I have tried wrapping the call with NSAnimationContext.beginGrouping()
or CATransaction.begin()
etc to set any animation duration to 0.0
but no luck.
Is there anyway to make this call snap - or should I be using something a little lower level?
EDIT
Here is my code. The duration has no effect here. There are always a few frames of scroll animation, and the endpoint of the animation is slightly irregular (i.e. the bottom edge of the scrolled to view is not always aligned with the bottom edge).
if selectedRows != outlineView.selectedRowIndexes {
outlineView.selectRowIndexes(selectedRows, byExtendingSelection: false)
// I would love this not to animate like in mail, but it cannot be stopped!!!
if selectedRows.one {
NSAnimationContext.beginGrouping()
NSAnimationContext.current.allowsImplicitAnimation = false
NSAnimationContext.current.duration = 0
outlineView.scrollRowToVisible(selectedRows.first!)

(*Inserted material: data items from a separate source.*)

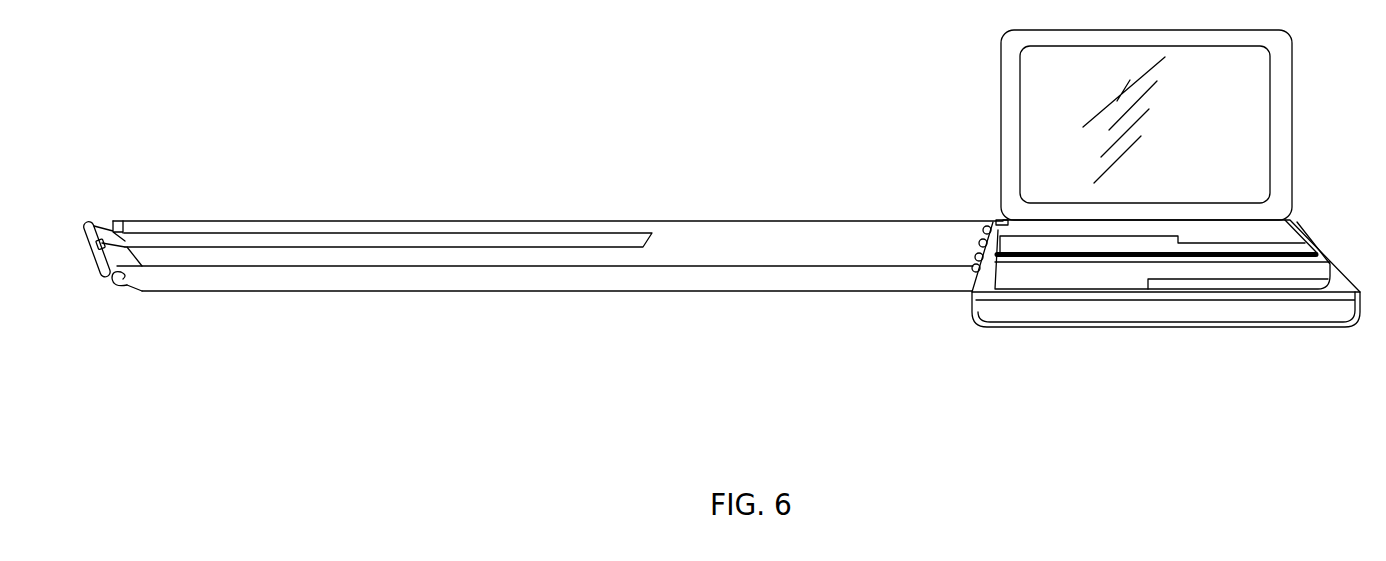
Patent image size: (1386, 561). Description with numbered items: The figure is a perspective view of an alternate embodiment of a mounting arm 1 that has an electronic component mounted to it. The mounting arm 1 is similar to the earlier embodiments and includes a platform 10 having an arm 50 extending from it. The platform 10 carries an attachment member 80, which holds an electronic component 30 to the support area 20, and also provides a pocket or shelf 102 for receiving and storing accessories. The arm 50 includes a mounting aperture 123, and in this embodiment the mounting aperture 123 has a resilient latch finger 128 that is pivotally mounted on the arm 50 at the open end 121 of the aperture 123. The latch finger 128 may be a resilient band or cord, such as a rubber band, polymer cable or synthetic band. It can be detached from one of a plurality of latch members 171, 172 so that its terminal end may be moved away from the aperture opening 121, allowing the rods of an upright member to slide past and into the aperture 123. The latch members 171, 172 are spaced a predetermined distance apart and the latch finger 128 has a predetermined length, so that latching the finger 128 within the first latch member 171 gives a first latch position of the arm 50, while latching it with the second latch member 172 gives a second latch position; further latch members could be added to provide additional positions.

The mounting arm 1 is at (624, 190).
The platform 10 is at (1131, 328).
The support area 20 is at (990, 327).
The electronic component 30 is at (997, 222).
The arm 50 is at (677, 293).
The attachment member 80 is at (1295, 250).
The pocket or shelf 102 is at (1173, 312).
The open end 121 is at (127, 240).
The mounting aperture 123 is at (383, 248).
The resilient latch finger 128 is at (100, 278).
The first latch member 171 is at (97, 250).
The second latch member 172 is at (97, 222).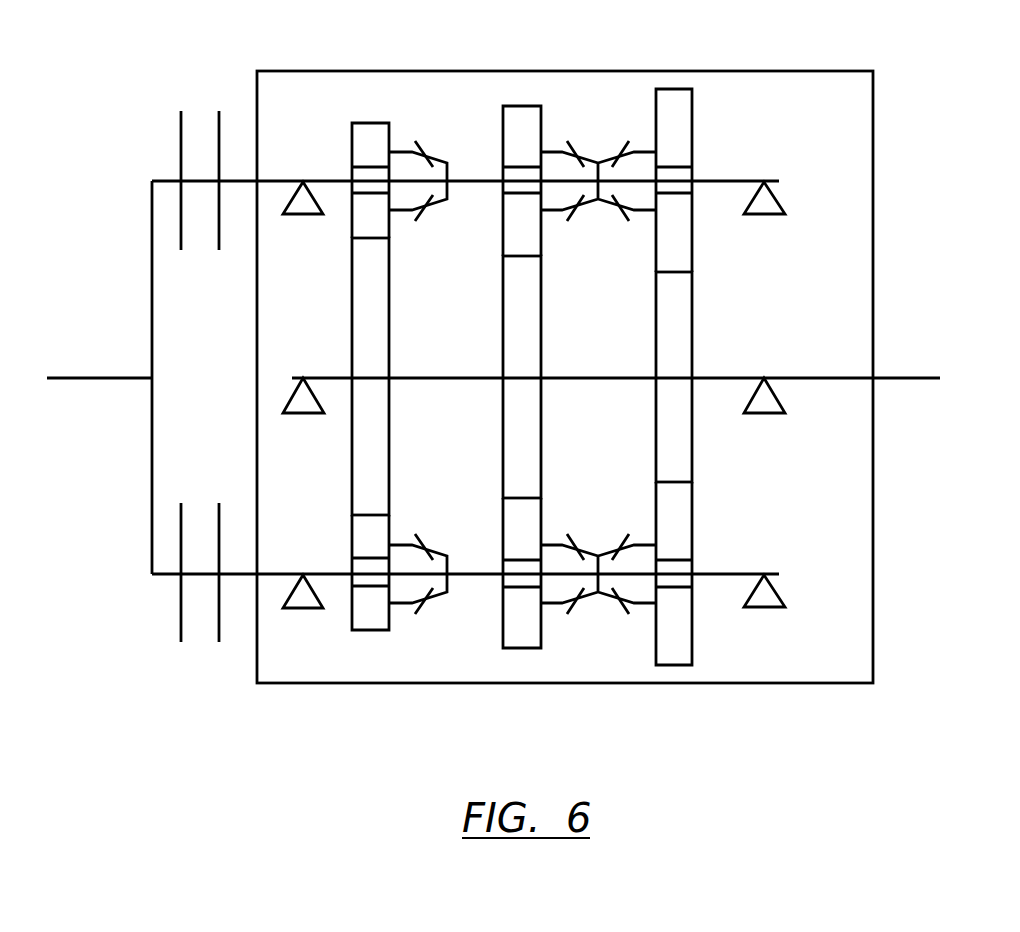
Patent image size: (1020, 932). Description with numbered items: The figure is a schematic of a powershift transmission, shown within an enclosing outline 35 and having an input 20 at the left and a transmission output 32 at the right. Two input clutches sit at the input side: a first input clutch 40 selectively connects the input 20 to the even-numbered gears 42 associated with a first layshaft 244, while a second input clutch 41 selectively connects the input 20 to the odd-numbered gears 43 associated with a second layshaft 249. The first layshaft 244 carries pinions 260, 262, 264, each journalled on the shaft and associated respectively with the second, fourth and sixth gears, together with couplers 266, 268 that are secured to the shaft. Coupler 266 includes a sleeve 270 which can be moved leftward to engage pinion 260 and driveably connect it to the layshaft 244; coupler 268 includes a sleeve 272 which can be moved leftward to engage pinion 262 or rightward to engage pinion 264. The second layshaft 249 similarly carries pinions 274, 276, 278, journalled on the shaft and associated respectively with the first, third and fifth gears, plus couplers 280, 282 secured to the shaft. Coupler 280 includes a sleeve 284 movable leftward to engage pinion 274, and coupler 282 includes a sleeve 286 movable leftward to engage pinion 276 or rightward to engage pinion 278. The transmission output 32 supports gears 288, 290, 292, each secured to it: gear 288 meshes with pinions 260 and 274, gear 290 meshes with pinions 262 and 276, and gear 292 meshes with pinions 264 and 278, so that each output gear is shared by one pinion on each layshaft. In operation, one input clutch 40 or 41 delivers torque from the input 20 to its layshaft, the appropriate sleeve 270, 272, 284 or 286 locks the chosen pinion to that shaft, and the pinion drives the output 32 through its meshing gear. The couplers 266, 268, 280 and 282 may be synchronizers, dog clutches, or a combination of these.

The input 20 is at (122, 378).
The transmission output 32 is at (915, 378).
The transmission housing 35 is at (553, 71).
The first input clutch 40 is at (181, 605).
The second input clutch 41 is at (180, 152).
The even-numbered gears 42 is at (401, 655).
The odd-numbered gears 43 is at (418, 100).
The first layshaft 244 is at (243, 574).
The second layshaft 249 is at (242, 178).
The pinion 260 is at (352, 541).
The pinion 262 is at (503, 548).
The pinion 264 is at (692, 523).
The coupler 266 is at (450, 588).
The coupler 268 is at (598, 578).
The sleeve 270 is at (447, 552).
The sleeve 272 is at (578, 542).
The pinion 274 is at (370, 122).
The pinion 276 is at (525, 106).
The pinion 278 is at (673, 88).
The coupler 280 is at (450, 166).
The coupler 282 is at (598, 186).
The sleeve 284 is at (433, 212).
The sleeve 286 is at (579, 146).
The gear 288 is at (389, 426).
The gear 290 is at (541, 422).
The gear 292 is at (692, 427).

NSAnimationContext.endGrouping()
}
}
Using runAnimationGroup has the same result:
NSAnimationContext.runAnimationGroup( { current in
current.allowsImplicitAnimation = false
current.duration = 0
outlineView.scrollRowToVisible(selectedRows.first!)
}, completionHandler: nil)
I have variable height rows in my table but I don't see why this would make a difference. From the above code, the change in selection is always highlighted before any movement in the table, further indication that the scroll animation is not being removed.
Upvotes: 1
Views: 313
Reputation: 36
I had this problem myself, and solved it by subclassing NSClipView
and overriding func scroll(to newOrigin: NSPoint)
like this:
override func scroll(to newOrigin: NSPoint) {
super.setBoundsOrigin(newOrigin)
}
This should disable smooth scroll entirely, which is the animation effect you are describing, for the scroll view that houses your subclassed clip view.